Village Rockstars movie review: India’s official Oscars entry is too pure for this cruel world
Village Rockstars movie review: Directed, produced, written, edited and shot by the one-woman army Rima Das, India’s official Oscars entry is too good for this world.
Director - Rima Das
Cast - Bhanita Das, Basanti Das
Rating - 4/5
To create something from nothing, that is the purest distillation of what filmmaking is about. To look at emptiness and imagine stories, to look at faces and imagine pasts, to look at a blank screen and see the world. To rustle up funding, to convince a cast and crew to follow your commands, to con audiences into believing the tales that you have to tell. To tell beautiful lies.
Director Rima Das made something from nothing and she expects the same of her characters.
Watch the Village Rockstars trailer here
Dhunu has no curry to go with her rice; when it rains - which happens often - she protects herself not with an umbrella but with a large leaf, hastily ripped from its roots; and if you observe closely, you’d notice that she has no more than a couple of changes of clothes. Dhunu doesn’t have much, but she has dreams.
With the rest of her friends - she’s the only girl in a group of five children on the cusp of adulthood of the old-fashioned kind - Dhunu pretends that she belongs to a rock band. With neither the means nor the encouragement to actually pursue their dreams, the children humour themselves by crafting their own instruments - a piece of cardboard is cut into the shape of a guitar, a wooden plank acts as a drum kit, a chopped log doubles as a microphone.
Like Rima Das, they, too, stared into nothingness - even a child’s gaze cannot cloak the harsh reality of their lives - and found that fantasy, however temporary, however far-fetched, is vital to their survival.
Dhunu and her friends live in a remote Assamese village, where the skies and the earth are inseparable, lit in the amber of a perpetual sunset. It is a place where ambition goes only as far as the eye can see. In one of the film’s rare moments of dialogue, a village elder encourages Dhunu to go to school, to get a scholarship - not to change the world, but to be able to sell milk and vegetables, and to avoid a life like her mother’s.
But Dhunu’s future is right there before her eyes - most of her neighbours were born in the village, and most of them expect to die there. But in her daughter, Dhunu’s mother sees her past - of what life was like before the troubles began, as they do, when one is no longer a child.
Life is different for her now; hard work, as she teaches Dhunu, is all that she has; it is all that people like her have. And so she works, hard, to protect her daughter from the vengeful wrath of nature and the inevitability of having to grow up. For as long as she can.

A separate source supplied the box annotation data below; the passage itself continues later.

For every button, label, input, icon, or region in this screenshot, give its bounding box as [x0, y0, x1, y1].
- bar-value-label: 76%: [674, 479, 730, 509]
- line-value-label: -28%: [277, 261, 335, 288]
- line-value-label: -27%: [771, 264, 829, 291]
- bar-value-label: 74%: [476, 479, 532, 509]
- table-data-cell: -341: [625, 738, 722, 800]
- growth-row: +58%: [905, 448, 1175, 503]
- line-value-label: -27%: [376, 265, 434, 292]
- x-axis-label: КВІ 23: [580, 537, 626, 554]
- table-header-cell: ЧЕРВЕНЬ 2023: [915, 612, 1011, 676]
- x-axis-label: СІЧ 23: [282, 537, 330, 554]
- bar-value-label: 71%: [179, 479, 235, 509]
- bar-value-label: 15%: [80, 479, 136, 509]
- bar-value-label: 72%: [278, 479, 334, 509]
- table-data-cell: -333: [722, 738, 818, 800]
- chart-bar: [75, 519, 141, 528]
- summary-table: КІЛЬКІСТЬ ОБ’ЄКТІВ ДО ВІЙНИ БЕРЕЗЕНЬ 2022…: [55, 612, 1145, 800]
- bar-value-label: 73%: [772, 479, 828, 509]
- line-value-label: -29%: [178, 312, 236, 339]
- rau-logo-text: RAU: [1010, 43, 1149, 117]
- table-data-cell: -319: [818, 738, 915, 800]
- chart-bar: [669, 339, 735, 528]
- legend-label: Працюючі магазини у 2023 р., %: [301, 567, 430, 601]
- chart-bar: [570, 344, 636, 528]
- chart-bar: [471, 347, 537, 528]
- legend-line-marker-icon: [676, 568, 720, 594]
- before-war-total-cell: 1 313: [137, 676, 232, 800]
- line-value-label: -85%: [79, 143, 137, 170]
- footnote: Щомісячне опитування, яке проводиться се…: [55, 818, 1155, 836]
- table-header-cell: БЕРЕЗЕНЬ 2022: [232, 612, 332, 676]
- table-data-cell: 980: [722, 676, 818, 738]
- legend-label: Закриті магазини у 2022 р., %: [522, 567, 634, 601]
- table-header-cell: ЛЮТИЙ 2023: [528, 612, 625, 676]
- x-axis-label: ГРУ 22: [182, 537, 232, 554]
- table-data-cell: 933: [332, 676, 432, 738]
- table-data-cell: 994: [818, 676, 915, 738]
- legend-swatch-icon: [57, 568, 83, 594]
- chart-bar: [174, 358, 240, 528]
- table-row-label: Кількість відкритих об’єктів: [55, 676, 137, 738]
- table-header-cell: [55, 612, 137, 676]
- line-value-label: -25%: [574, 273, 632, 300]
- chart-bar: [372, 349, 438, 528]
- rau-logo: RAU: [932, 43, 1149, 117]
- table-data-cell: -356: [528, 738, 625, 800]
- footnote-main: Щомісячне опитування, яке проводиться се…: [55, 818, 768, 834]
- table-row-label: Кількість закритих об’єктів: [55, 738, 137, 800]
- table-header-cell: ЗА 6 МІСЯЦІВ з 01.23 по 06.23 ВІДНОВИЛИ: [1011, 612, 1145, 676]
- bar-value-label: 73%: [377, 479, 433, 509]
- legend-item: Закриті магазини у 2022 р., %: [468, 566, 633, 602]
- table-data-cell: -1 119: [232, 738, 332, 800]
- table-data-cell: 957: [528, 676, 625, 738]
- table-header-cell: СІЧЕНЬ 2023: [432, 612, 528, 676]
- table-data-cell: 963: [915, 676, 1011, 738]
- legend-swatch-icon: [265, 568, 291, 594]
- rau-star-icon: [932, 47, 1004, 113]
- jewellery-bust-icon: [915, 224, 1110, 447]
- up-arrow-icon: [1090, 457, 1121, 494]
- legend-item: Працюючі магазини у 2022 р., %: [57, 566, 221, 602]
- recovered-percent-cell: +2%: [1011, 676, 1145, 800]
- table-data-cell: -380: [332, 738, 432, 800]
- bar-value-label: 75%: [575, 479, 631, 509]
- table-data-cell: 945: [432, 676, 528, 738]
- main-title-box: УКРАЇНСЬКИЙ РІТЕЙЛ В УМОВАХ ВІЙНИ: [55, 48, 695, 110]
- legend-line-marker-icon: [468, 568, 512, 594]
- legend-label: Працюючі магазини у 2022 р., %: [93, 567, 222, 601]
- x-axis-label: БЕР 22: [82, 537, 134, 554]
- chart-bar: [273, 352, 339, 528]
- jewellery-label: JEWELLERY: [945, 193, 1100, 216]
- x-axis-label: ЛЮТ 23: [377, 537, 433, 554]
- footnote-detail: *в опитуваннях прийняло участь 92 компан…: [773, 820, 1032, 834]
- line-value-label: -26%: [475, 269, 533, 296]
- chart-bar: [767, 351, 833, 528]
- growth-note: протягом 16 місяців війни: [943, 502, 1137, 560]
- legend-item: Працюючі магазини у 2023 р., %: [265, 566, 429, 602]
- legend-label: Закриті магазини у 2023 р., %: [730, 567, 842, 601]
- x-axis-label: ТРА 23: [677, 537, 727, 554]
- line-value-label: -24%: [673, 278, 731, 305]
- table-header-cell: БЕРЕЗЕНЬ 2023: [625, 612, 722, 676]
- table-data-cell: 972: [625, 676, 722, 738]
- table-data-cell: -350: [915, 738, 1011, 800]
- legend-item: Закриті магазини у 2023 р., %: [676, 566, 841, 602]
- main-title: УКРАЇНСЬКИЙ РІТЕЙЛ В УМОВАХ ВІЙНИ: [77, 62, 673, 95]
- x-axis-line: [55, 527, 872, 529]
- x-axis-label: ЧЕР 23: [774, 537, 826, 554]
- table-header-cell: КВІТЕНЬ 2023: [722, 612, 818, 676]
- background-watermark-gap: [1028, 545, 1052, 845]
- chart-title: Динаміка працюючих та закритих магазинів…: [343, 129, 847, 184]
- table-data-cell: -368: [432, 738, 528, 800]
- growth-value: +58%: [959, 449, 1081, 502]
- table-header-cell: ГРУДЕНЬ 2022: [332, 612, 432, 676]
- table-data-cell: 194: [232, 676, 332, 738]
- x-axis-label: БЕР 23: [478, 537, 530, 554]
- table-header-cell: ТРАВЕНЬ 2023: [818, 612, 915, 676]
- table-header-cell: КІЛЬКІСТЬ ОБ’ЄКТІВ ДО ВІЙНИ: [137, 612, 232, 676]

Das’ film breaks every narrative and technical rule I can think of - there are no first, second, or third acts, nor is there even the faintest whiff of a plot. In its sensibilities it resembles a Terrence Malick movie - filmed in the warmth of the magic hour, with a camera that is as stoic as it is inquisitive. There is even a shot of a hand gliding over tall grass, framed in soft focus - it is a favourite of Malick’s, and has been recreated by legions of his devotees to the point of parody.
But more than Malick and the existential poetry of his films, Village Rockstars’ closest cinematic cousins are director Benh Zeitlin’s 2012 fable about climate change, Beasts of the Southern Wild, and Sean Baker’s 2017 masterpiece, The Florida Project, which Village Rockstars follows right down to its ambiguously euphoric conclusion.
Like those films, Village Rockstars is a child’s perspective of our world and its people, told with a lump in its throat and hope in its heart. But instead of those films’ magic realism, Village Rockstars melds the dreamlike visuals of Sofia Coppola with the neo-realism of Vittorio De Sica, only the bicycle has been replaced by a guitar, and the music by images and sounds.
So immaculate are Das’ frames - she has, in addition to writing and directing, also edited, produced and shot the film - and so breathtaking is her sound design, that not a tripod nor a note of music is needed to make you make you feel exactly what she wants you to feel. The pitter-patter of raindrops, the gushing of streams, the rumble of clouds, perfectly framed silhouettes against the setting sun, creamy clouds the colour of sadness; this is all that Das needs to completely immerse you in her world.
It is a film that is both challenging and inviting at the same time - the disregard for conventional storytelling could prove to be too wide a bridge to cross for some. But Village Rockstars rewards patience, and in its final moments, earns every right to be called one of the year’s best films.
Village Rockstars is being released by VKAAO in India.